2020, une première qui serait au rabais, finie à la mauvaise Corona, mais qui a y regarder de plus près, sera déjà bien plus dure que celle arrachée par l’OM au siècle dernier. Même avec un Final 8 sur un seul match en quart et en demi, l’épreuve est déjà bien plus garnie. Rien de tout cela n’existait en 1993, un tour préliminaire champêtre, une poule à l’allure désuète, et direction la finale. A la loterie tout est possible, et je n’irai pas jusqu’à dire que les dés étaient pipés. Recentrons-nous sur notre nombril, des sudistes j’ai déjà bien trop parlé, et examinons notre parcours 2019/2020, jusque-là très bien géré.
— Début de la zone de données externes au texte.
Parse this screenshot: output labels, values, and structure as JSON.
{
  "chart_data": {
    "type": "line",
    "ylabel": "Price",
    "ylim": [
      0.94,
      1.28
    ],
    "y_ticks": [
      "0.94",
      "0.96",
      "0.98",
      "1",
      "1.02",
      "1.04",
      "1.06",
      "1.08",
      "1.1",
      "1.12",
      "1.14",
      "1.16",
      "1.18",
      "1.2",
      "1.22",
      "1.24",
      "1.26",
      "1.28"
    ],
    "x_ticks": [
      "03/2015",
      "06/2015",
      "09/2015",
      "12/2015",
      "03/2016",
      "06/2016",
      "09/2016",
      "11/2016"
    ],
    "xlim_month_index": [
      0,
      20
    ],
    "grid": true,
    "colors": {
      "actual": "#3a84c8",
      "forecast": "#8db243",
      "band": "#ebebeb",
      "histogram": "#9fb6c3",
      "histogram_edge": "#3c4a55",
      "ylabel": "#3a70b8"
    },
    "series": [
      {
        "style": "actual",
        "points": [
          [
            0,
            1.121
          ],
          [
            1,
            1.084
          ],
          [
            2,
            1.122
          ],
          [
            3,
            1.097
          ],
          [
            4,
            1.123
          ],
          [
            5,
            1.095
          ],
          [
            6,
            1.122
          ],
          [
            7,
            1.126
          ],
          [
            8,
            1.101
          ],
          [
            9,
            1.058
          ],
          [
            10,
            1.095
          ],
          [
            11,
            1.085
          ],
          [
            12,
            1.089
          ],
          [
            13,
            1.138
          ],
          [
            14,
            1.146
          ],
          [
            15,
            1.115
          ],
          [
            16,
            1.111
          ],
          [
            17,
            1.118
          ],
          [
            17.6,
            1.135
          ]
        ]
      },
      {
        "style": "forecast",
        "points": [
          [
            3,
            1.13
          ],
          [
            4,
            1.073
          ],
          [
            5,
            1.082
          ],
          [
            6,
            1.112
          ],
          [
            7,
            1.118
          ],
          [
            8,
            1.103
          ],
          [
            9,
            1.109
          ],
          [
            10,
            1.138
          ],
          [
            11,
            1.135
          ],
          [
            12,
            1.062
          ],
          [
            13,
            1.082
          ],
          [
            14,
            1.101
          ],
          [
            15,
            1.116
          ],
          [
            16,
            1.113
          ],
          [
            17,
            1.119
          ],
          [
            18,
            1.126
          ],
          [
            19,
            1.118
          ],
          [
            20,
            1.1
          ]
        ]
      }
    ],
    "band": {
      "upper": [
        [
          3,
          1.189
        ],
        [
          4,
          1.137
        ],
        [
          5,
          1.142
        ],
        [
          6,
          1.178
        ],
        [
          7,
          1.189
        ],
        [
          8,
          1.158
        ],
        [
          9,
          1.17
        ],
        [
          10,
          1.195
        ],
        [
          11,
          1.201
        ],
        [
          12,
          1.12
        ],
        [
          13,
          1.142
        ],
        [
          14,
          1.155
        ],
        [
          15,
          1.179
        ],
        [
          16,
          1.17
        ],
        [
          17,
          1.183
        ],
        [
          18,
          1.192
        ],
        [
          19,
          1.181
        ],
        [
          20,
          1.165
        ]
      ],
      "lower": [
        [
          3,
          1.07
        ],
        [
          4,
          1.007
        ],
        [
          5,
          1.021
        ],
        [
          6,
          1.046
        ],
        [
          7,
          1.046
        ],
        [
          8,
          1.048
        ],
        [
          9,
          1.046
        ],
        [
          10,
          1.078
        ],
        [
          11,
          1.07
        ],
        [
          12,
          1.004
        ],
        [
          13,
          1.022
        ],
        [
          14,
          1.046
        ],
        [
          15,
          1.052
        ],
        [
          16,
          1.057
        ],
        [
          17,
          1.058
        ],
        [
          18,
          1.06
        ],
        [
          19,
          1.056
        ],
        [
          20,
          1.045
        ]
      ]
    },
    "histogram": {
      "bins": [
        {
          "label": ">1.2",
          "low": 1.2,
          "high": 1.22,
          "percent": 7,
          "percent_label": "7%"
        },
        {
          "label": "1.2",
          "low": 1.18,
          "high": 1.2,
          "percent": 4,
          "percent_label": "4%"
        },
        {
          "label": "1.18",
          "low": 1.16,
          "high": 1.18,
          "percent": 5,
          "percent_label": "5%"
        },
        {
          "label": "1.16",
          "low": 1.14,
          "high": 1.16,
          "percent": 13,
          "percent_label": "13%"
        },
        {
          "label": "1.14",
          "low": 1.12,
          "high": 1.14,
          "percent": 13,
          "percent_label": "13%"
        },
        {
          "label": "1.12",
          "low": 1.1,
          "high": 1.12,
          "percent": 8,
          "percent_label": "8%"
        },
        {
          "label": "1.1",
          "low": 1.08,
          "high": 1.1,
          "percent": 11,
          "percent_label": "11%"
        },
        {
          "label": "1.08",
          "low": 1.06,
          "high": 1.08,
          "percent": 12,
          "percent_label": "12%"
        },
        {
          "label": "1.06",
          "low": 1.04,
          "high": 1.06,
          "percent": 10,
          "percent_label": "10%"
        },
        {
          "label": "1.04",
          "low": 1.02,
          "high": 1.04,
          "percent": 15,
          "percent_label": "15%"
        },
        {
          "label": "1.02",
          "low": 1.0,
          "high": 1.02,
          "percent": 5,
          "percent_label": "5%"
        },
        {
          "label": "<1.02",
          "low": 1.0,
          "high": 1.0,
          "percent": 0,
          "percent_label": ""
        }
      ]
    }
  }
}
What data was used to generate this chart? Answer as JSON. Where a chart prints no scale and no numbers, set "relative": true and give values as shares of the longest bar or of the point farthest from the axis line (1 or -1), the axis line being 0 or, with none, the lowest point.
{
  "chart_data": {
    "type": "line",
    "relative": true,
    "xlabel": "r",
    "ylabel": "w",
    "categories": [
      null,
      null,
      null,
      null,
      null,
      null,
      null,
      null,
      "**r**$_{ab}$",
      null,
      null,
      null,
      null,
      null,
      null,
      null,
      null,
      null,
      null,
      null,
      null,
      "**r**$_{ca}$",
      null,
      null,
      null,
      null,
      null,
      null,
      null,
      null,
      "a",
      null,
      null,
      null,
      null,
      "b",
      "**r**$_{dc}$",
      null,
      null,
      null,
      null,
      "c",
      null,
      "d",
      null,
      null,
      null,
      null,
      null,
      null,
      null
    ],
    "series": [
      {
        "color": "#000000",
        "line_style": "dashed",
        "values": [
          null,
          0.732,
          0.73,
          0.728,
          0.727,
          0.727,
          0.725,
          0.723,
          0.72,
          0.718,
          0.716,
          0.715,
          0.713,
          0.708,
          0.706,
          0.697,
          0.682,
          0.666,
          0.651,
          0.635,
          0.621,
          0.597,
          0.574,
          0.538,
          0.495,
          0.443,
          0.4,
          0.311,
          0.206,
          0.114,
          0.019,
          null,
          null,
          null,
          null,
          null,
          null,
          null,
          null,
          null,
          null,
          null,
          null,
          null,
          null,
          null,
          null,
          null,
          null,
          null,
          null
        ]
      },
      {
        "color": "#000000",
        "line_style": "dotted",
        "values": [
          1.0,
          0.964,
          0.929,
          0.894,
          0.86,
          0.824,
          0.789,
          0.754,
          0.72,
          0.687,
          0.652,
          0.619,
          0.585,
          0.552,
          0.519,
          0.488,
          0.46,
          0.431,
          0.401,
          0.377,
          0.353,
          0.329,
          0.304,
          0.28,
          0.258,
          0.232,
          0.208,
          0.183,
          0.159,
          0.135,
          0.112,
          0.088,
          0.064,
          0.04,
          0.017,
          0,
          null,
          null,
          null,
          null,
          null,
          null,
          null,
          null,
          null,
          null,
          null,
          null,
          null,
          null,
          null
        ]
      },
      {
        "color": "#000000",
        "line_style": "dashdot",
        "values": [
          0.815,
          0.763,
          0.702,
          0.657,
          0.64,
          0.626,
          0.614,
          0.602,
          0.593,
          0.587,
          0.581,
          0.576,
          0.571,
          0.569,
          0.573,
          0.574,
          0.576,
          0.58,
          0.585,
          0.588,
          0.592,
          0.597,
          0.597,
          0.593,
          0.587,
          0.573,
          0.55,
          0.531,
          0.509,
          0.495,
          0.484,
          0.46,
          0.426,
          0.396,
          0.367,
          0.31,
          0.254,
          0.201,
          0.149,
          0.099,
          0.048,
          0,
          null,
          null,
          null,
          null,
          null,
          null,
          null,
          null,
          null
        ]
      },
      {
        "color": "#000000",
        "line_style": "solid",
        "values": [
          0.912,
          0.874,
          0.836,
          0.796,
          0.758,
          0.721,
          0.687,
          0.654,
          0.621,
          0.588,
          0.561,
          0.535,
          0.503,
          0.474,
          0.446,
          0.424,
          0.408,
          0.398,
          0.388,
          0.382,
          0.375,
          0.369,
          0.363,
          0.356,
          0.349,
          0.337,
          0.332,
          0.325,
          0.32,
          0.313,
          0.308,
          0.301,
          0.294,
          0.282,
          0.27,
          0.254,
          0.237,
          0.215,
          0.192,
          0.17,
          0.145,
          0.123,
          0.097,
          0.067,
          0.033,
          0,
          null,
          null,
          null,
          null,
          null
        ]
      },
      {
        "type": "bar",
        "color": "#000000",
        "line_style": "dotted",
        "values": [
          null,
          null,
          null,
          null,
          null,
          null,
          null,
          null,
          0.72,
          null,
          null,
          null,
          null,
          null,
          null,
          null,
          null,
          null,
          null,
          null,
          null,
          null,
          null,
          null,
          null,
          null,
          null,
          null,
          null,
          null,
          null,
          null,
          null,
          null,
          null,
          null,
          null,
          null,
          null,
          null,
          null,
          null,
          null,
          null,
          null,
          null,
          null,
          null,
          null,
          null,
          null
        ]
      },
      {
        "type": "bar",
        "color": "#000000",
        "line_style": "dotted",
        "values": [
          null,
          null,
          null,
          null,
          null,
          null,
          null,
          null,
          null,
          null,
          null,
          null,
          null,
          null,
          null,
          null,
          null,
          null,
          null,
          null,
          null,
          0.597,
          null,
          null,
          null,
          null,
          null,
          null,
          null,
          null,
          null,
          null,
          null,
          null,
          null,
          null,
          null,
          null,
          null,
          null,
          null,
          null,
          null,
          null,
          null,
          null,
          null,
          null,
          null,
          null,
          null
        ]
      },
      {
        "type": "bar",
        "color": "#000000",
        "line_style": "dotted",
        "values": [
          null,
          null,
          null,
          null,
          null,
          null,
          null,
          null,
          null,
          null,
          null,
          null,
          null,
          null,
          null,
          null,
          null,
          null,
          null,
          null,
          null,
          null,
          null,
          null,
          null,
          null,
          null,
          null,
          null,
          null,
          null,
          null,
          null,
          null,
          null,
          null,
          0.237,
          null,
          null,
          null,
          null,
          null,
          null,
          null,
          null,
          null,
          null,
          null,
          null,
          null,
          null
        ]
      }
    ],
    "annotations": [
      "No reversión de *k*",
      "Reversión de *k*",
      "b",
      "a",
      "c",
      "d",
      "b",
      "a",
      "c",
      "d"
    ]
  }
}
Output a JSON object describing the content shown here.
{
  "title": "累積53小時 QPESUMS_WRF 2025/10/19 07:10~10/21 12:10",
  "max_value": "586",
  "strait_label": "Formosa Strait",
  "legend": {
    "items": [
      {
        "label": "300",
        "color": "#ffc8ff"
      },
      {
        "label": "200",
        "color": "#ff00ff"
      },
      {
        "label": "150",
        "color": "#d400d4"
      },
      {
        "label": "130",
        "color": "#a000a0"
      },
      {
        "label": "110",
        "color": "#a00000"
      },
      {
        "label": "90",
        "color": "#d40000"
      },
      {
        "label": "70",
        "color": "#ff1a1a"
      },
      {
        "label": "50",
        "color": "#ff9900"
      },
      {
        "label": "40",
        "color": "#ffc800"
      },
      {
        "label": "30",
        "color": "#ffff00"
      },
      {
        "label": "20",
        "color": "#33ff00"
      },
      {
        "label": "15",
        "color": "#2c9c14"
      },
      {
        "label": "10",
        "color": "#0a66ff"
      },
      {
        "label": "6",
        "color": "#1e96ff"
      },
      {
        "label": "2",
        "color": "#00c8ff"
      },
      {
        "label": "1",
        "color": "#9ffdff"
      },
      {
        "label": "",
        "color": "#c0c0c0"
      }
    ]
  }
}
Si nous remportions cette Ligue des Champions certes rocambolesque, notre victoire ne serait pas usurpée. Notre phase de groupe a été digne des plus grandes écuries. Cinq victoires et un match nul nous ont permis de finir devant le Real Madrid, club pourtant favori. Un 3-0 à l’aller, les espagnols n’ont pas bronché, un 2-2 chez eux et quelques décisions arbitrales douteuses, Paris n’a vraiment pas démérité. Victoire à Istanbul, des belges giflés sur leur terrain, des turcs également corrigés au retour, Paris a sonné le tocsin. L’Europe se met à frémir. Une fausse note dans la Ruhr ne nous aura cette fois pas fait trembler. Le mois de mars a vu scintiller les fumigènes, jusque tard dans la nuit, le parvis d’Auteuil coloré de centaines d’âmes en liesse, devant un stade vide de ses fidèles mais submergé de notre humanité. La malédiction a été vaincue. Le Covid nous a rattrapé. La Confinada a frappé. Les mois ont duré une éternité. Mais août va nous faire vibrer. Un couronnement serait si mérité.
Quelle récompense cela serait pour deux joueurs qui vont nous quitter. La gagner pour Thiago et pour Edi serait un point final fabuleux. L’aboutissement de huit années pour El Monstro et de sept pour son meilleur buteur, une façon de conclure en beauté la première ère qatarie, pour encore mieux commencer la seconde. Une transition entre deux décennies, pour ouvrir celle des années 20 sous les meilleurs auspices. Rêvons plus grand, et pourquoi ne pas imaginer les dix prochaines saisons comme étant la décennie P.S.G. A l’inverse, même si nous ne gagnions que celle-là, et qu’ensuite nous revenions à nos déboires habituels, alors nous en aurions au moins une, et pas n’importe laquelle, Capitaine Thiago Silva soulevant le trophée, Edinson Cavani à ses côtés, l’image serait belle, à perpétuité.
Pour conclure, en survolant tous ces arguments, il parait évident qu’il faut la gagner cette Champions League 2020. Mais je sais d’où vient mon doute. Pourquoi ai-je cette interrogation ? J’entrevois ma plus grosse crainte : ne pas être au stade pour le quart de final libérateur, puis pour la demi-finale victorieuse. Ne pas vivre ces matchs au Parc des Princes. Ne pas suivre l’équipe en déplacement. Et chose impossible, ne pas être présent en tribune pour la première finale de l’histoire du Paris Saint-Germain. Alors imaginer gagner le match et soulever la Coupe en étant bloqué devant la télé, à proximité ou à des milliers de kilomètres, cela n’est tout simplement pas imaginable. Ne pas assister en chair et en os au triomphe suprême. Il y a de quoi être traumatisé à vie. Gagner ta Ligue des Champions, oui je le veux, mais par pitié Corona, ne nous laisse pas sur le côté.